Está nas regras da natureza despertar com ímpeto, desabrochar com vivacidade. Ora vemo-lo na força da primavera, ora na vitalidade da infância. Ao passear pelas montanhas, é com certa emoção que nos detemos diante do estrépito de algum riacho impetuoso, serpenteando entre os penhascos. Como é árdua a tarefa desse fio de água: não descansa, não se detém um só momento; vai cavando continuamente o seu leito! Abre caminho no solo, vence a terra lamacenta, quebra-se de encontro às rochas para, dentro em breve, retomar com mais força a sua corrida. As suas águas, no embate contra os obstáculos, purificam-se assumindo a limpidez do cristal.

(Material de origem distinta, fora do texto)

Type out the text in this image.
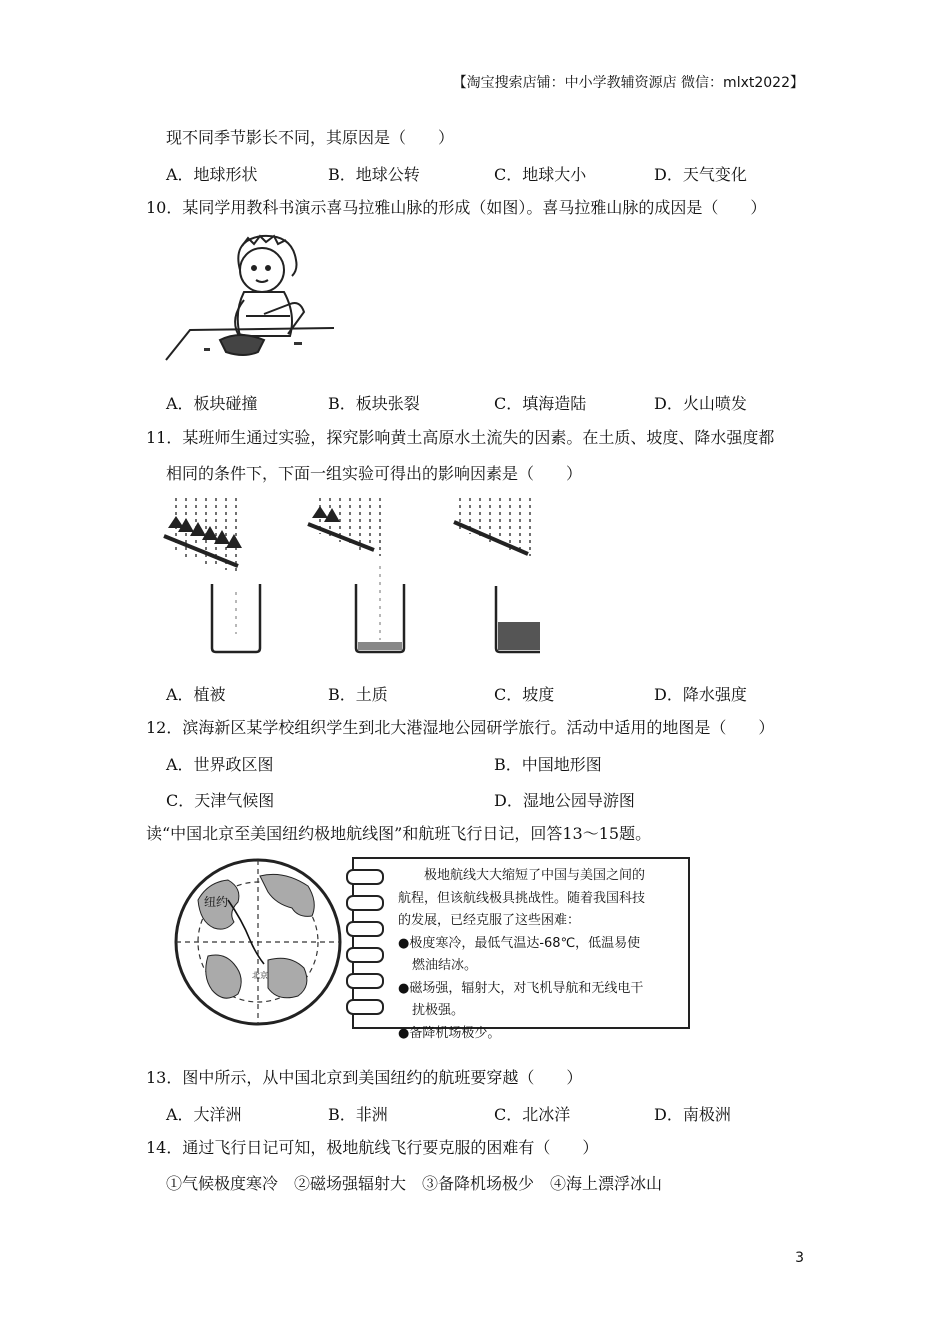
【淘宝搜索店铺：中小学教辅资源店 微信：mlxt2022】
现不同季节影长不同，其原因是（　　）
A．地球形状	B．地球公转	C．地球大小	D．天气变化
10．某同学用教科书演示喜马拉雅山脉的形成（如图）。喜马拉雅山脉的成因是（　　）
A．板块碰撞	B．板块张裂	C．填海造陆	D．火山喷发
11．某班师生通过实验，探究影响黄土高原水土流失的因素。在土质、坡度、降水强度都
相同的条件下，下面一组实验可得出的影响因素是（　　）
A．植被	B．土质	C．坡度	D．降水强度
12．滨海新区某学校组织学生到北大港湿地公园研学旅行。活动中适用的地图是（　　）
A．世界政区图	B．中国地形图
C．天津气候图	D．湿地公园导游图
读“中国北京至美国纽约极地航线图”和航班飞行日记，回答13～15题。
纽约
北京
极地航线大大缩短了中国与美国之间的
航程，但该航线极具挑战性。随着我国科技
的发展，已经克服了这些困难：
●极度寒冷，最低气温达-68℃，低温易使
燃油结冰。
●磁场强，辐射大，对飞机导航和无线电干
扰极强。
●备降机场极少。
13．图中所示，从中国北京到美国纽约的航班要穿越（　　）
A．大洋洲	B．非洲	C．北冰洋	D．南极洲
14．通过飞行日记可知，极地航线飞行要克服的困难有（　　）
①气候极度寒冷　②磁场强辐射大　③备降机场极少　④海上漂浮冰山
3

Mas, à medida que atinge a planície, a sua descida vai-se tornando mais serena: já lhe é permitido caminhar devagar, acomodar-se ao próprio leito, onde escorrega como seda, onde já não tem muito a fazer. Ó que agradável é a estabilidade! Vira preguiçoso, anda cada vez mais lentamente e quando as águas se detêm, estanca nas concavidades da terra para, em pouco tempo, transformar-se num pântano lamacento, pasto dos vermes e das bactérias. Serão estas também as regras da natureza? Após o élan próprio ao despertar da vida, advém fatalmente a monotonia e a inércia? À atividade da primavera deve suceder compulsoriamente a imobilidade do inverno? Numa palavra, qual é o papel da rotina? Dr. Plinio no-lo apresentará no artigo deste mês intitulado Fidelidade em meio à rotina.
A atual noção de rotina, distorcida pelo ritmo vertiginoso de nossa época, apresenta-se como os metíficos pântanos de certas localidades da antiga Itália. E com certa razão, quando ao peso inalterável do dia-a-dia se junta a ociosidade, pois esta “é a mãe de todos os vícios” (Eclo 33-29): quem permanece sem fazer nada, aprende a fazer o mal.

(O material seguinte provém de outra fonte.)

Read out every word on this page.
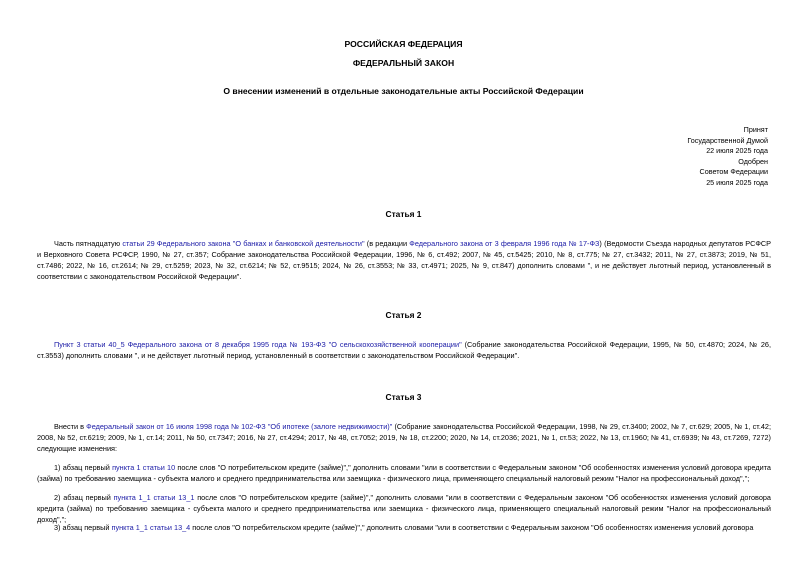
РОССИЙСКАЯ ФЕДЕРАЦИЯ
ФЕДЕРАЛЬНЫЙ ЗАКОН
О внесении изменений в отдельные законодательные акты Российской Федерации
Принят
Государственной Думой
22 июля 2025 года
Одобрен
Советом Федерации
25 июля 2025 года
Статья 1
Часть пятнадцатую статьи 29 Федерального закона "О банках и банковской деятельности" (в редакции Федерального закона от 3 февраля 1996 года № 17-ФЗ) (Ведомости Съезда народных депутатов РСФСР и Верховного Совета РСФСР, 1990, № 27, ст.357; Собрание законодательства Российской Федерации, 1996, № 6, ст.492; 2007, № 45, ст.5425; 2010, № 8, ст.775; № 27, ст.3432; 2011, № 27, ст.3873; 2019, № 51, ст.7486; 2022, № 16, ст.2614; № 29, ст.5259; 2023, № 32, ст.6214; № 52, ст.9515; 2024, № 26, ст.3553; № 33, ст.4971; 2025, № 9, ст.847) дополнить словами ", и не действует льготный период, установленный в соответствии с законодательством Российской Федерации".
Статья 2
Пункт 3 статьи 40_5 Федерального закона от 8 декабря 1995 года № 193-ФЗ "О сельскохозяйственной кооперации" (Собрание законодательства Российской Федерации, 1995, № 50, ст.4870; 2024, № 26, ст.3553) дополнить словами ", и не действует льготный период, установленный в соответствии с законодательством Российской Федерации".
Статья 3
Внести в Федеральный закон от 16 июля 1998 года № 102-ФЗ "Об ипотеке (залоге недвижимости)" (Собрание законодательства Российской Федерации, 1998, № 29, ст.3400; 2002, № 7, ст.629; 2005, № 1, ст.42; 2008, № 52, ст.6219; 2009, № 1, ст.14; 2011, № 50, ст.7347; 2016, № 27, ст.4294; 2017, № 48, ст.7052; 2019, № 18, ст.2200; 2020, № 14, ст.2036; 2021, № 1, ст.53; 2022, № 13, ст.1960; № 41, ст.6939; № 43, ст.7269, 7272) следующие изменения:
1) абзац первый пункта 1 статьи 10 после слов "О потребительском кредите (займе)"," дополнить словами "или в соответствии с Федеральным законом "Об особенностях изменения условий договора кредита (займа) по требованию заемщика - субъекта малого и среднего предпринимательства или заемщика - физического лица, применяющего специальный налоговый режим "Налог на профессиональный доход",";
2) абзац первый пункта 1_1 статьи 13_1 после слов "О потребительском кредите (займе)"," дополнить словами "или в соответствии с Федеральным законом "Об особенностях изменения условий договора кредита (займа) по требованию заемщика - субъекта малого и среднего предпринимательства или заемщика - физического лица, применяющего специальный налоговый режим "Налог на профессиональный доход",";
3) абзац первый пункта 1_1 статьи 13_4 после слов "О потребительском кредите (займе)"," дополнить словами "или в соответствии с Федеральным законом "Об особенностях изменения условий договора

Escritores latinos, embora vivessem numa sociedade mais orgânica e proporcionada ao homem, deixaram consignado este ditado: Assueta vilescunt, o que é habitual envilece, começa a perder o seu valor. De fato, tanto antigamente quanto hoje, a rotina se apresenta, mais cedo ou mais tarde, na vida de cada um. Poderá ela trazer-nos algum proveito?